Yvette offered her hand to the girl and pulled her out of the car. “I’m sure. Let’s go. You don’t want to be late for your own party.” She slammed the door shut, then tapped on the passenger window, keeping her other hand on her charge’s arm. The driver lowered the window instantly. “I’ll call you when we’re ready to be picked up.”

The hill was steep, but Yvette knew there was a side entrance to the hotel which was halfway up the block, and within seconds they reached it. She preferred side entrances anyway—it was a better way to escape attention, and for certain the front entrance of the hotel would be teeming with autograph hunters and photographers.

“Here.” She ushered Kimberly through the side door and along a narrow corridor until it widened into a large opulent foyer, attesting to the hotel’s turn-of-the-century roots.

Yvette’s eyes scanned her surroundings.
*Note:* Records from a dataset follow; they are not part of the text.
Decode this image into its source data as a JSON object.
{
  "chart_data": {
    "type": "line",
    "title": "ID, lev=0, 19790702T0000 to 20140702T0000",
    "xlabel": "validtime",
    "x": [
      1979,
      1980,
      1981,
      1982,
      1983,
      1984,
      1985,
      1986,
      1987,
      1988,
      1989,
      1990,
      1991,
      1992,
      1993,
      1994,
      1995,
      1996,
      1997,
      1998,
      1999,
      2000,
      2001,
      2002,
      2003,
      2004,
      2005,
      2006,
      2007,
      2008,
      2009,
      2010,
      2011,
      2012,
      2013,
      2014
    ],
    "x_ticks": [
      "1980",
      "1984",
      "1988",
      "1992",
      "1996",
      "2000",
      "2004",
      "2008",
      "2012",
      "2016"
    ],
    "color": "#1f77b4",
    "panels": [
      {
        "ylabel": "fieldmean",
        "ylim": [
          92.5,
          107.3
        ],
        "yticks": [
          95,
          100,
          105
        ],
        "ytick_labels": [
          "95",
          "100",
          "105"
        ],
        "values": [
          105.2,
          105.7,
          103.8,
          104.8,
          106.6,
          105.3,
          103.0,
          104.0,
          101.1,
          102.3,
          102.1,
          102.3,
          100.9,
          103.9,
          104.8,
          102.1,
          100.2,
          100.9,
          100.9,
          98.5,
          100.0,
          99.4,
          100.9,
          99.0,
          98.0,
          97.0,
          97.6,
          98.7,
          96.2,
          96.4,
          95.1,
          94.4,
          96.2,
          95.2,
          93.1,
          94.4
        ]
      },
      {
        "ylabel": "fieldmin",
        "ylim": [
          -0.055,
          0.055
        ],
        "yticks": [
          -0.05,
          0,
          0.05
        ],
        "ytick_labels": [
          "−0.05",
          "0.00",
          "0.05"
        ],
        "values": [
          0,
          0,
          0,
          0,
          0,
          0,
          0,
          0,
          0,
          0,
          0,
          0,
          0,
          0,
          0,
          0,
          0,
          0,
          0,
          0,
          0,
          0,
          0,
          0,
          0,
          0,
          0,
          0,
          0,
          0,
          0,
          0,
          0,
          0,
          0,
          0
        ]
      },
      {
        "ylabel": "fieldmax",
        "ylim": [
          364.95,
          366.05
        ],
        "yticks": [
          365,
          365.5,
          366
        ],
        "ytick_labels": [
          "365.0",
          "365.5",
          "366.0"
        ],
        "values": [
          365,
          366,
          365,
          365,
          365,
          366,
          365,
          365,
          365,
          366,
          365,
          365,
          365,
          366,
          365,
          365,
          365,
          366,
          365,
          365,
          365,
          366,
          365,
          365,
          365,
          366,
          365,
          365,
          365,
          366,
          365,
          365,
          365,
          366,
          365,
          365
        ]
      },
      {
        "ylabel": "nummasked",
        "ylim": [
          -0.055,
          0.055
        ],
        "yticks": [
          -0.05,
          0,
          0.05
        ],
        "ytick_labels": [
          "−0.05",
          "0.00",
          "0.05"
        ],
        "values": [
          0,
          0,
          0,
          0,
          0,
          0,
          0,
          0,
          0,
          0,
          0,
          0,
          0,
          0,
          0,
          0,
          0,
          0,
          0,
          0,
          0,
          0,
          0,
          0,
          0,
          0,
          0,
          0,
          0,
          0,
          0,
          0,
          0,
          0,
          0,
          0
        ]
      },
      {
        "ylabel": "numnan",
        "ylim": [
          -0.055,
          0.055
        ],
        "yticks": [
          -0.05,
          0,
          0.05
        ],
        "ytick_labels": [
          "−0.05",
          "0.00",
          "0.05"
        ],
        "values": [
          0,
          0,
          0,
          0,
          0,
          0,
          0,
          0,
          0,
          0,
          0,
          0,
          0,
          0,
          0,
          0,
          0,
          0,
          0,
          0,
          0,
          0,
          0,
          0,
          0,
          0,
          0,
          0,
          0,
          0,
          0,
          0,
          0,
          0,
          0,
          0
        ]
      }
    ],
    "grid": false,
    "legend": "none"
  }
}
Waiters and waitresses passed through the area as did well-dressed people. She noticed the stares Kimberly received and knew that people recognized her. Whispers drifted to Yvette’s ears as they passed.

When she found the hall in which the premier party was to take place, she noticed the security at the door and let out a sigh of relief. At least the movie studio had provided some additional security to screen the arriving guests and check IDs.

Yvette flashed her Scanguards ID.

The guard nodded then beamed at Kimberly. “Miss Fairfax, may I just say, I really liked your movie. You’re so talented. Do you think I could have an autograph?”

He reached into his jacket pocket, putting Yvette on instant alert as she shifted into fighting stance, ready to strike him down. When he pulled out a postcard with Kimberly’s face on it, Yvette relaxed marginally.

“Of course,” Kimberly cooed and autographed the picture before turning to the door.